Вот почему Мардер ничего не сказал ей, когда разбогател на «Эппл»: чтобы сохранить видимость расточительства. Это было единственное, что он утаил от нее за всю жизнь, не считая той злополучной интрижки.
Ее же тайны, как выяснилось позднее, были куда серьезней. Он не подозревал о таблетках, о том, что его жена годами лечилась от депрессии. Она так ничего ему и не сказала и унесла эту тайну с собой, когда спрыгнула в метель с крыши, и Мардеру потом пришлось восстанавливать произошедшее по кусочкам. Она вела секретный дневник, хоть и нерегулярно – не более чем обрывки чувств, оседавшие время от времени среди поэтических переводов. Тяжкий стыд, к примеру, о котором Мардер и понятия не имел; муки изгнанницы, ежедневные оскорбления. Потому что если в Нью-Йорке вы встречаете латиноамериканку с двумя белыми детишками, то она может быть только гувернанткой, и отношение к ней в нашей великой демократической стране соответствующее.

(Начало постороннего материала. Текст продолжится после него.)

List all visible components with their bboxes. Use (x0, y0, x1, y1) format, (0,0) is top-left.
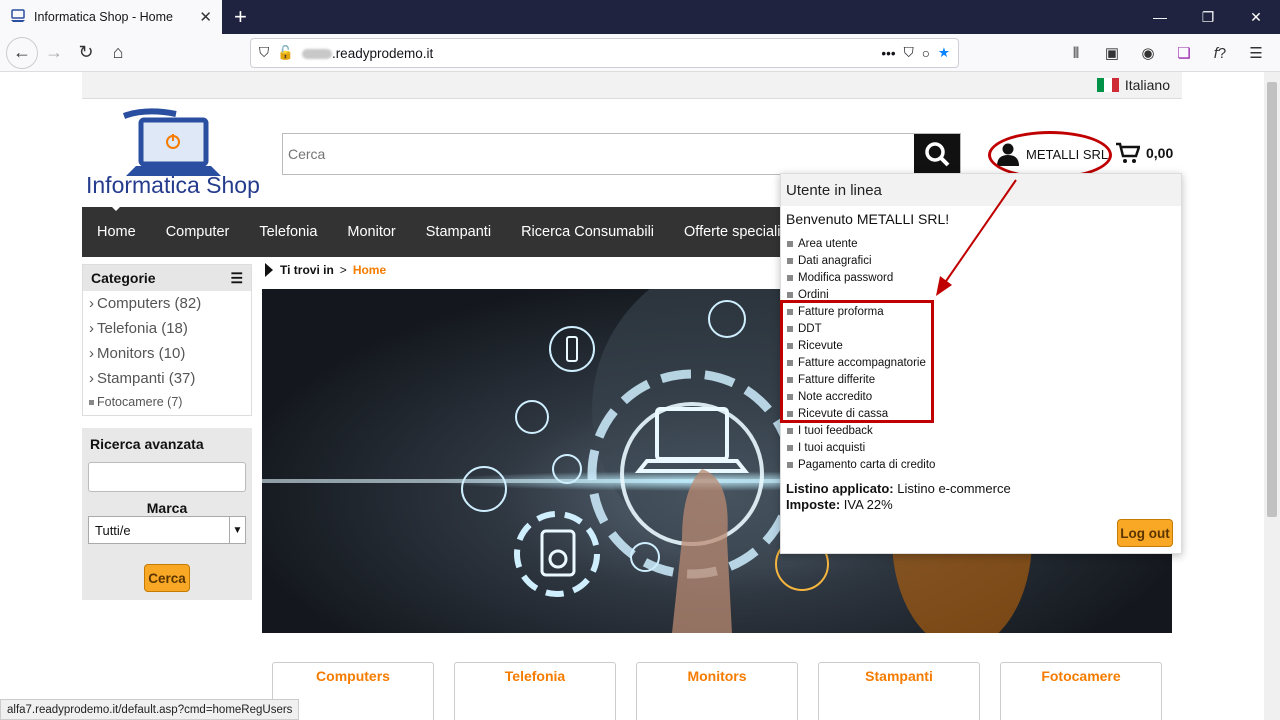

Он не знал о ее надеждах, что отец сменит гнев на милость, что с возрастом он смягчится, призовет к себе дочь и они вернутся в Плайя-Диаманте, что когда-нибудь она примет на себя заботу о родителях, как и подобает дочери. Да у него и мыслей таких не возникало, черт бы все побрал.
И надежды могли бы сбыться, не будь Эстебан де Аро д’Арьес таким гордецом, потомком peninsulares [79] , чистокровных испанцев, и не живи он в Мичоакане в тот период, когда перемирие между мафиозными группировками закончилось и войны наркоторговцев выплеснулись на улицы, и не откажись он продавать свою гостиницу некоему jefe Ла Фамилиа. Но именно так сложилась его судьба. И вот одним воскресным утром он и его жена сели в свой скромный седан – скромный, потому что Эстебан д’Арьес отказался от сребреников Ла Фамилиа, – и направились в церковь.
79
Жители полуострова (в данном случае Пиренейского) (исп.).
На полпути какая-то машина столкнула их на обочину, и дона Эстебана под дулом пистолета вытащили из салона. Его жена храбро набросилась на похитителей и за это словила пулю. Серебро или свинец, как говорят в Мичоакане; дон Эстебан выбрал свинец – и в должное время получил то, что выбрал. Какая-то частичка этого свинца, метафорически выражаясь, пересекла северную границу, словно невидимый крохотный иммигрант, и впилась в сердце Марии Соледад Беатрис де Аро д’Арьес Мардер, убив и ее тоже – так же метафорически выражаясь.